Remplissage du pulvérisateur

Dans le domaine du remplissage des pulvés, l’arrêté français est nouveau ! L’obligation est donnée aux agriculteurs de protéger les réseaux d’approvisionnement en eau avec certaines recommandations comme les potences, les clapets anti-retour sur le réseau et sur le pulvé. Il faut également éviter les débordements de bouillie avec la présence de l’agriculteur lors du remplissage et la mise en place de volucompteur.
A noter qu’à ce jour, le contrôle technique des pulvérisateurs n’est pas obligatoire et que les nouveaux pulvés seront équipés d’une cuve de rinçage pour faciliter le rinçage au champ.

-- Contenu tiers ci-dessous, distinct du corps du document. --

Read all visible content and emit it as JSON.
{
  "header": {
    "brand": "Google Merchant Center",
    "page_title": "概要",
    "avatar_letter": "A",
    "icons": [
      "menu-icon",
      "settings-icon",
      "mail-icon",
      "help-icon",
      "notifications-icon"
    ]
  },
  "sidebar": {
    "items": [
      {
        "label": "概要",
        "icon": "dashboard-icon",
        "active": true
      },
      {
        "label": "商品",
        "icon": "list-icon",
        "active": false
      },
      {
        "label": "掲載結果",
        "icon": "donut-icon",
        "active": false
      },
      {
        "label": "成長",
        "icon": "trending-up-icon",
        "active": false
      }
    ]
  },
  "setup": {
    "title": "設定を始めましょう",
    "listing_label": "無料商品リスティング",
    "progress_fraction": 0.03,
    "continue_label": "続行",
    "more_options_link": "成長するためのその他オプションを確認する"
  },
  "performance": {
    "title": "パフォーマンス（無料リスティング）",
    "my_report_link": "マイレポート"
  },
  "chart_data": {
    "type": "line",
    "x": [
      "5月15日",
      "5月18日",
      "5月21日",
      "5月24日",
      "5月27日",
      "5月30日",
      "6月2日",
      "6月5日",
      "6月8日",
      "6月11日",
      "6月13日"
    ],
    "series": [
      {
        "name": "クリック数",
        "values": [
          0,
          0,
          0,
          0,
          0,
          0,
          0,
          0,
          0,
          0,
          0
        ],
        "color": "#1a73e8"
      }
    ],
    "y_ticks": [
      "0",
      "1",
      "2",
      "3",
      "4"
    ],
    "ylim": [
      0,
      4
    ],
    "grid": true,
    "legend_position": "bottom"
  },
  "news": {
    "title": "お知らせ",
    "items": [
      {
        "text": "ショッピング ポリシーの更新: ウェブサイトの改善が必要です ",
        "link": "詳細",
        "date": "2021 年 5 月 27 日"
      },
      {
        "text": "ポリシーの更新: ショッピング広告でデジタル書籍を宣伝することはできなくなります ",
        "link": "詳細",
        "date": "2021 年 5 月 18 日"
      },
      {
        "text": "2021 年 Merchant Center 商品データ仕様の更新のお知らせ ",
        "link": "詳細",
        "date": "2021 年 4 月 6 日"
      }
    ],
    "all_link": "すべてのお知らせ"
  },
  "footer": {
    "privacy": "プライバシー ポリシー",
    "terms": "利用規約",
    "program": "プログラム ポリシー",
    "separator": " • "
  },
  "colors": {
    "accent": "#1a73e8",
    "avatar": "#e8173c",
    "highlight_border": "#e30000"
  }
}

Restrictions d’application

Les restrictions d’application répondent également à un nouvel arrêté qui fixe une limite de vent, un délai avant récolte, un délai de rentrée et une simplification de la zone non traitée.
Pour le délai avant récolte, la règle générale fixe à trois jours le dernier traitement avant la moisson mais des délais avant récolte existent lors d’applications à risque. Il faut consulter les étiquettes !
En matière de zones non traitées (bandes enherbées…), la mise à jour des règles est en cours. En attendant, il faut consulter les étiquettes et retenir la moins restrictive. Sur les prochains bidons, 4 classes seront retenues : 5 m si aucune mention, 5 m pour les ZNT de 1 à 10 m, 20 m pour les ZNT de 10 à 30 m et 50 m pour les ZNT de 30 à 100 m.
A noter que les zones non traitées peuvent être réduites si le dispositif végétalisé permanent est d’au moins 5 m, si des moyens sont utilisés pour diviser par 3 le risque pour les milieux aquatiques et si toutes les applications phytos sont enregistrées.
Enfin, ce nouvel arrêté déconseille de pratiquer des pulvérisations avec un vent de plus de 19 km/h et donne des délais de rentrée dans la parcelle, pour les agriculteurs, techniciens… de 6 h, 24 h ou 48 h selon la phrase de risque de produit. Par exemple, les R42 et R43 fixent un délai d’attente de 48 h !

Gestion des fonds de cuve

Pour une bonne gestion des fonds de cuve et répondre au nouvel arrêté, il faut :

- pulvériser jusqu’au désamorçage de la pompe
- diluer le fond de cuve avec 5 fois le volume du fond de cuve restant
- faire circuler l’ensemble du circuit de distribution
- pulvériser la dilution dans la parcelle jusqu’à désamorçage de la pompe
- renouveler l’opération 2 à 4 fois
- nettoyer le filtre principal et secondaire si nécessaire
- vidanger l’ultime fond de cuve au champ.

L’objectif de cette technique avec une dilution par 5 est de diviser la concentration par 100 ! Arvalis permet, sur son site, de calculer l’efficacité du rinçage. Enfin, la vidange et le rinçage sont déconseillés en ferme à moins d’avoir tous les équipements nécessaires (fosses à l’écart des propriétés et des captages d’eau…).